La ligne anthropophagique réapparait en 2005. Raphaël Confiant pose la créolité au-delà des « trois idéologies, Blanchitude, Négritude, Indianité », car celles-ci n’ont pas « su (ou pu) penser la nouvelle réalité qui se mettait en place ». Or, dit-il, « la créolité n’est pas une idéologie : c’est une réalité anthropologique et historique20 ». Dans la même direction, en 2006, Antonio Negri et moi-même appréhendions les « hybridations » brésiliennes comme la « fabrique d’un biopouvoir qui […] s’est fondé sur la gestion de la vie (par) la modulation des flux de sang des migrations internes aussi bien qu’externes21 ». Toujours en 2006, la ligne de l’anthropémie est développée dans une Mineure sur Empire et « colonialité » du pouvoir : « La colonialité et la modernité », écrit Grosfoguel, sont la même chose22. Selon Castro-Gomez, l’Empire ne tolère qu’une forme de connaissance, « la rationalité techno-scientifique de l’Occident23 ». En 2009, dans une interview qui fait le bilan du cycle progressiste en Amérique latine, Anibal Quijano estime que la réintégration du régime cubain dans les instances de coopération régionales (Groupe de Rio, Unasur, Mercosur) est le signe d’un « grand changement ». L’apologie du régime cubain se complète par une évaluation générale qui met en avant « (l)es cas de la Bolivie, du Venezuela, de l’Équateur » comme les plus « avancés » du cycle24. Malheureusement ce sont bien ces cas qui se révèleront les plus problématiques.
La ligne de fuite est dessinée par des dossiers « africains ». En 2017, Abdul-Karim Mustapha et Juan Obarrio écrivent que « (l)a technologie en elle-même est la matrice dans laquelle la vie se développe, la matrice où s’épanouissent les subjectivités, les communautés, les formes de vie et où elles explorent des nouvelles dimensions de l’être, profondément cosmopolites et abstraites, tout aussi bien qu’absolument localisées et concrètes25 ». Achille Mbembe rappelle que « quand on regarde les mythes africains de l’origine, la migration y joue toujours un rôle central26 ».
Dans une Mineure qu’elle organise, en 2019, Elara Bertho écrit que « toute langue est voyage27 ». Interviewé par Julie Peghini, l’écrivain ivoirien Gauz rappelle : « Quand on parle de colonie, on parle d’abord de migration, de mouvement d’hommes et de femmes. Nous sommes foncièrement nomades ». Cela signifie que « l’intérieur des uns est peut–être l’extérieur des autres […]. Ce qui compte […] c’est le mouvement vers une autre culture, un autre territoire28 ». Un an après, le dossier inspiré de la saga du Black Star Line change de perspective : de même que la flottille qui, au début du siècle dernier, voulait transporter les Afro-américains en Afrique, « les diasporas africaines désirent une terre, un territoire ferme où amarrer ». Dans une critique explicite de Gilroy, Nadia Yala Kisukidi affirme ainsi que « l’Atlantique noir […] est truffé de rêves de sédentarité29 ». Mais, dans la même livraison, le dossier « Interzones Sud-américaines » se propose, lui, d’aller au-delà du Sud et du Nord, de penser les « interzones30 ». La ligne éditoriale continue donc dans la richesse de sa sinuosité et de ses oscillations.

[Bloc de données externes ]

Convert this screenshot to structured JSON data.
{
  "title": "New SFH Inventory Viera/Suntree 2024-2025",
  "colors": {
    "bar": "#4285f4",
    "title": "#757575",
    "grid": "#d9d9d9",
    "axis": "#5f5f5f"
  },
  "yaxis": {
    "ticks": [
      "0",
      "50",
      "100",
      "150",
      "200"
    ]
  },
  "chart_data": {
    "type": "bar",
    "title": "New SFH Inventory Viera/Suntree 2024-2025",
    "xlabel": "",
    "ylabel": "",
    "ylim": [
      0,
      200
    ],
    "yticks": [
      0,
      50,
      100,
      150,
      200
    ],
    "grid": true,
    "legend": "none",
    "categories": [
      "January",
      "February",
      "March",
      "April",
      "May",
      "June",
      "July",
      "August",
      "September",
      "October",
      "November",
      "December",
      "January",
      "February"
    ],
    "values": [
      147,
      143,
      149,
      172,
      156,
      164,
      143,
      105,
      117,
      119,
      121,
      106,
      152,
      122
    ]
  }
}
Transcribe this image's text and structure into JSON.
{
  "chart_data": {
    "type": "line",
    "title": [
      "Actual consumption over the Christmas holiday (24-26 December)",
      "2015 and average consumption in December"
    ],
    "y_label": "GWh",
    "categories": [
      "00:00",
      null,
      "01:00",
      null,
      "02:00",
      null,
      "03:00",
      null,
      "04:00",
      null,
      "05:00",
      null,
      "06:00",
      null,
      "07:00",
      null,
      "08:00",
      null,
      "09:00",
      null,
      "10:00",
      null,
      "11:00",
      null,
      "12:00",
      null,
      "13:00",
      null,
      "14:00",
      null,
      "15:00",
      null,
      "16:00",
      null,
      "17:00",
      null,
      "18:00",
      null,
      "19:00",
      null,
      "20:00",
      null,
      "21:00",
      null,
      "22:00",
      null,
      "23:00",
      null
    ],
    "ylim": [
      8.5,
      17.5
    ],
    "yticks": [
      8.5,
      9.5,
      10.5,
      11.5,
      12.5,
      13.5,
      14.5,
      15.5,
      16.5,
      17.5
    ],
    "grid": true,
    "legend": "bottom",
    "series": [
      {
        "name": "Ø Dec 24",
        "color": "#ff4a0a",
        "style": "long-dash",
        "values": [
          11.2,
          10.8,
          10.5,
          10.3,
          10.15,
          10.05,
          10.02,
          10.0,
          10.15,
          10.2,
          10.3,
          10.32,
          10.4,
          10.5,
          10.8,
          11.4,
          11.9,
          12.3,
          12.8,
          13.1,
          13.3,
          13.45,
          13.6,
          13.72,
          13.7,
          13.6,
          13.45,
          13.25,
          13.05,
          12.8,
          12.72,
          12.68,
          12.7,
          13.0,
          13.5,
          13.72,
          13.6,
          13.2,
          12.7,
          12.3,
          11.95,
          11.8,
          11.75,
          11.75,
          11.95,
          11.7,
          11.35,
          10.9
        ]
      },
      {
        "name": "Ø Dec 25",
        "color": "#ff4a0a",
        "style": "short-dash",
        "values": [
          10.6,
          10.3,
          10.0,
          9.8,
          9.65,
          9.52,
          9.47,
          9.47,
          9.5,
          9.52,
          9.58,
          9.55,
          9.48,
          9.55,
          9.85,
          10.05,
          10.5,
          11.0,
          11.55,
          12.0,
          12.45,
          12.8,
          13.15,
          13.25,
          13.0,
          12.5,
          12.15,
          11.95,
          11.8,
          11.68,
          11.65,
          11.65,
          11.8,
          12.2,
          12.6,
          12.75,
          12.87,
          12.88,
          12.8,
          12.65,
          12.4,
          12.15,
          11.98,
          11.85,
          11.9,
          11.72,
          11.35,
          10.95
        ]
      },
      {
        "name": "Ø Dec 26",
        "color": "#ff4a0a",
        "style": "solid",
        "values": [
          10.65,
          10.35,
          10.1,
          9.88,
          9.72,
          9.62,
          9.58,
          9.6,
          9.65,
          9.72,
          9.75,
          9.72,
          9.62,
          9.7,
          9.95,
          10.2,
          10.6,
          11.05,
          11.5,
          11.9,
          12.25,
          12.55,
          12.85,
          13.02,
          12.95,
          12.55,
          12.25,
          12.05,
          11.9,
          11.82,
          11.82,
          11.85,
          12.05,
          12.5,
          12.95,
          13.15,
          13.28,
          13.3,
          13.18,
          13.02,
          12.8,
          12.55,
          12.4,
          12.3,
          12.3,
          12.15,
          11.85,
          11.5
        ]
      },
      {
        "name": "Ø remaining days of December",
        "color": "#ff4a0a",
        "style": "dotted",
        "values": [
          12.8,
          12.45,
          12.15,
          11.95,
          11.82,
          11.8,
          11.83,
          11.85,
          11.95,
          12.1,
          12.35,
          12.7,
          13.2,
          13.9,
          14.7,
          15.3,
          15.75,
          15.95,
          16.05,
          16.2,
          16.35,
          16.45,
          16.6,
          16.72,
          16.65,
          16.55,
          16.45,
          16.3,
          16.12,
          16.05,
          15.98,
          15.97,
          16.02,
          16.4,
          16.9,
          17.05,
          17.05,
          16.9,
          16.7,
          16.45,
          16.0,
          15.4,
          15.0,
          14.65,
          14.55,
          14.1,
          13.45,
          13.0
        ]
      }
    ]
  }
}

La logique du dehors (le décolonial) complémente celle du négatif, et cela a été bien explicité dès 2003 par Frédéric Neyrat dans sa critique du post-opéraïsme italien : « […] l’immanence est, par définition, investie par une infinité de dehors et le problème du concept d’Empire est qu’il n’en propose aucun : tout est déjà là31 ». Ce sont là les mêmes termes que nous retrouvons dans le pamphlet de Benjamin Noys contre l’affirmationnist theory, c’est-à-dire, le post-opéraïsme autant que la philosophie de la différence : « plus on élimine toute sorte de dehors du capitalisme, moins convaincantes seront les forces révolutionnaires, plus inutile apparait toute subjectivité : le capitalisme fera le travail pour nous32 ». Pour lui, c’est le capitalisme qui est anthropophage.
Sans dehors, l’anticapitalisme idéologique est orphelin et le décolonial lui offre une boussole. Mais c’est celle de l’inimitié schmittienne : le Sud contre le Nord, le « reste » contre l’Occident, les « bons » contre les « méchants ». Mignolo ne craint donc pas d’appuyer la Russie de Poutine et de défendre l’agression de l’Ukraine comme une « dés-occidentalisation » qui serait positive en soi33. Les décoloniaux épousent, même si c’est à l’envers, les thèses du choc des civilisations de Samuel Huntington.
Il n’est plus question des valeurs produites dans les luttes qui traversent les rapports de domination (créolisations, métissages, migrations), mais de la morale et d’une essence « imposée » par le dehors. Or, ce dehors est bien là, et il est fasciste : c’est Poutine et c’est Trump. Les décoloniaux éliminent les nuances et les hybridations et tombent ainsi – peut-être sans le vouloir – dans l’escarcelle des réactionnaires de nouveau type. Et c’est bien pour cela que chez eux, les migrations ne jouent aucun rôle. Il n’y a plus de contradictions qui traversent l’Occident autant que le Sud, mais un conflit entre les deux, comme si c’était deux « blocs » homogènes, comme s’ils avaient une essence. Les décoloniaux essentialisent l’Occident autant que l’Orient et le Sud et ainsi, finissent par appuyer la logique du revanchisme russe et de la guerre.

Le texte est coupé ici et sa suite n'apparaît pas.